KeyViewExtractFiles

A processor that uses KeyView to extract sub-files from container files such as zip archives.

The processor reads any files embedded in the FlowFile or referenced by the FlowFile, and passes these to KeyView. If the files are containers, KeyView extracts sub-files to the location defined by the KeyView Filter Service, and either creates a new FlowFile for each sub-file, or adds new parts referencing these files to the original FlowFile. This behavior is controlled by the Create new FlowFiles from sub-files property. If you choose to create new FlowFiles, the metadata and attributes associated with the parent FlowFile are inherited by the child.

Properties

Name Default Value Description
KeyView Filter Service   A KeyViewFilterServiceImpl that manages the location of the KeyView binaries and temporary file storage.
IDOL License Service   An IdolLicenseServiceImpl that provides a way to communicate with an IDOL License Server.
Document Registry Service   A DocumentRegistryServiceImpl controller service that manages and updates a document registry database. This ensures that documents are indexed in the correct order. This processor registers new FlowFiles that represent extracted subfiles.
Create new FlowFiles from sub-files True A Boolean value that specifies whether to create a new FlowFile for each extracted sub-file. If you set this property to false, the processor associates sub-files with the original FlowFile.
Extracted File Part Type match_input Specifies the type of document part to use for extracted files. You can embed the file content in the FlowFile or add a path to the file on disk. Choose match_input to use the same type of document part that was used for including the container in the input FlowFile.
Inherited Fields Regex .* A regular expression to choose metadata fields that documents representing sub-files should inherit from their parent document.
Not Inherited Fields Regex   A regular expression to choose metadata fields that documents representing sub-files should not inherit from their parent document.
Merge mails False

(Applies only to MSG and EML files).

MSG and EML files are containers. Normally when these are extracted and Create new FlowFiles from sub-files is true, the processor outputs the original FlowFile, representing the container, to the "success" relationship, and a FlowFile representing the .mail subfile to the "subfile" relationship. It is the subfile that contains the message header and content.

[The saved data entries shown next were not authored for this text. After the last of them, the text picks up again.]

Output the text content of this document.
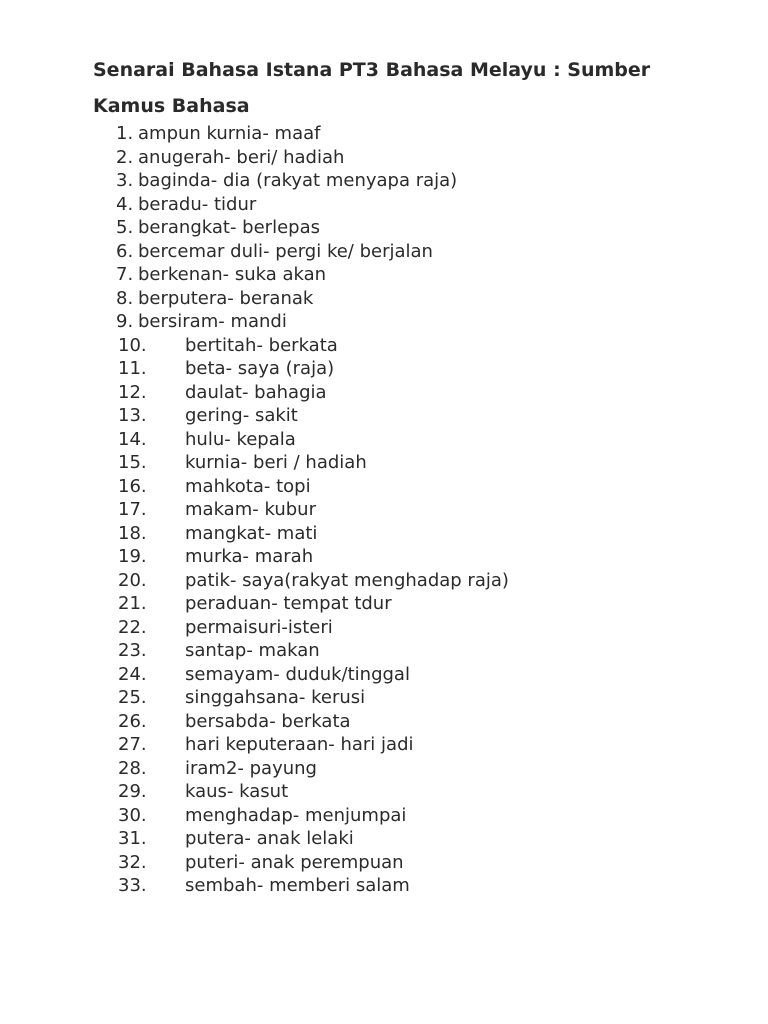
Senarai Bahasa Istana PT3 Bahasa Melayu : Sumber Kamus Bahasa
1. ampun kurnia- maaf
2. anugerah- beri/ hadiah
3. baginda- dia (rakyat menyapa raja)
4. beradu- tidur
5. berangkat- berlepas
6. bercemar duli- pergi ke/ berjalan
7. berkenan- suka akan
8. berputera- beranak
9. bersiram- mandi
10. bertitah- berkata
11. beta- saya (raja)
12. daulat- bahagia
13. gering- sakit
14. hulu- kepala
15. kurnia- beri / hadiah
16. mahkota- topi
17. makam- kubur
18. mangkat- mati
19. murka- marah
20. patik- saya(rakyat menghadap raja)
21. peraduan- tempat tdur
22. permaisuri-isteri
23. santap- makan
24. semayam- duduk/tinggal
25. singgahsana- kerusi
26. bersabda- berkata
27. hari keputeraan- hari jadi
28. iram2- payung
29. kaus- kasut
30. menghadap- menjumpai
31. putera- anak lelaki
32. puteri- anak perempuan
33. sembah- memberi salam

When you set this property to "true", the processor does not output a FlowFile to the "subfile" relationship. Instead, the subfile metadata is added to the original FlowFile. The ContentFile or ContentFilename part of the original FlowFile is also modified, so that it contains the binary content or file path of the .mail file rather than the MSG/EML container. The FlowFile is then output to the "success" relationship.

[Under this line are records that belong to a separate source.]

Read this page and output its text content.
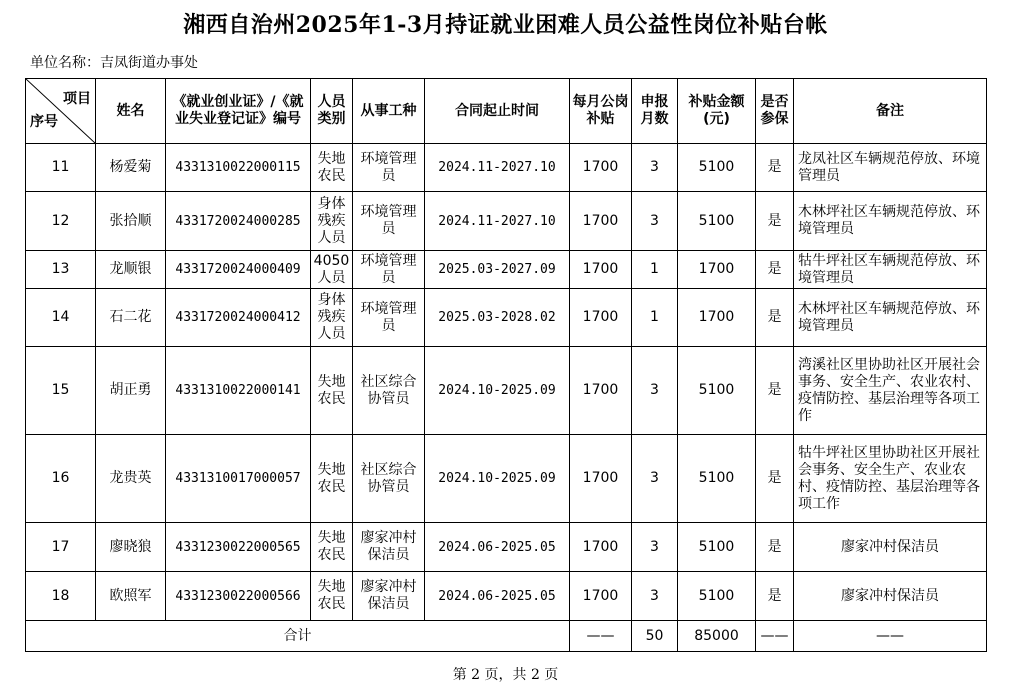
湘西自治州2025年1-3月持证就业困难人员公益性岗位补贴台帐
单位名称：吉凤街道办事处
项目
序号	姓名	《就业创业证》/《就业失业登记证》编号	人员类别	从事工种	合同起止时间	每月公岗补贴	申报月数	补贴金额(元)	是否参保	备注
11	杨爱菊	4331310022000115	失地农民	环境管理员	2024.11-2027.10	1700	3	5100	是	龙凤社区车辆规范停放、环境管理员
12	张拾顺	4331720024000285	身体残疾人员	环境管理员	2024.11-2027.10	1700	3	5100	是	木林坪社区车辆规范停放、环境管理员
13	龙顺银	4331720024000409	4050人员	环境管理员	2025.03-2027.09	1700	1	1700	是	牯牛坪社区车辆规范停放、环境管理员
14	石二花	4331720024000412	身体残疾人员	环境管理员	2025.03-2028.02	1700	1	1700	是	木林坪社区车辆规范停放、环境管理员
15	胡正勇	4331310022000141	失地农民	社区综合协管员	2024.10-2025.09	1700	3	5100	是	湾溪社区里协助社区开展社会事务、安全生产、农业农村、疫情防控、基层治理等各项工作
16	龙贵英	4331310017000057	失地农民	社区综合协管员	2024.10-2025.09	1700	3	5100	是	牯牛坪社区里协助社区开展社会事务、安全生产、农业农村、疫情防控、基层治理等各项工作
17	廖晓狼	4331230022000565	失地农民	廖家冲村保洁员	2024.06-2025.05	1700	3	5100	是	廖家冲村保洁员
18	欧照军	4331230022000566	失地农民	廖家冲村保洁员	2024.06-2025.05	1700	3	5100	是	廖家冲村保洁员
合计						——	50	85000	——	——
第 2 页，共 2 页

If you set this property to "true" when Create new FlowFiles from sub-files is false, the only difference is that the output FlowFile does not contain a ContentFileor ContentFilename part representing the MSG/EML container.

Relationships

Name Description
success Successfully processed FlowFiles are routed to this relationship. When Create new FlowFiles from sub-files is set to false, the FlowFiles have an extra document part for each extracted sub-file.
subfile Receives new FlowFiles that represent extracted sub-files. This relationship exists only when you set the property Create new FlowFiles from sub-files to true. See Extract Subfiles Recursively.
failure FlowFiles that were not processed successfully. For example a FlowFile was provided but had an invalid or unknown format.

Extract Subfiles Recursively

When you set Create new FlowFiles from sub-files to true, the processor does not extract subfiles recursively. For example, if a zip file contains another zip, the second zip is not automatically extracted. If you want to extract subfiles recursively, route the extracted subfiles back to the KeyViewExtractFiles processor so that new FlowFiles are processed in the same way as the original FlowFile. Eventually, all of the containers will be extracted and all of the resulting FlowFiles will be routed to the success relationship.

OpenText recommends using the following configuration:

  • Route the "subfile" relationship to a funnel placed before the processor.
  • Configure the input queue so that the processor extracts subfiles before extracting new containers.

    1. Stop the KeyViewExtractFiles processor, if it is running.

    2. Right-click the queue immediately before the processor and click Configure.

      The Configure Connection dialog box opens.

    3. Click the Settings tab.

    4. Drag the PriorityAttributePrioritizer from the Available Prioritizers area to the Selected Prioritizers area. The KeyViewExtractFiles processor adds a priority attribute to any FlowFile that is output to the "subfile" relationship. The value of the attribute is "0" for the first level of subfiles and is decremented for each level of subfiles that is extracted. For example, a subfile that was extracted from another subfile would have the value "-1". The PriorityAttributePrioritizer uses these values to prioritize processing subfiles before extracting new containers.

When you set Create new FlowFiles from sub-files to false, the processor automatically extracts subfiles recursively. In this case the subfile relationship does not exist.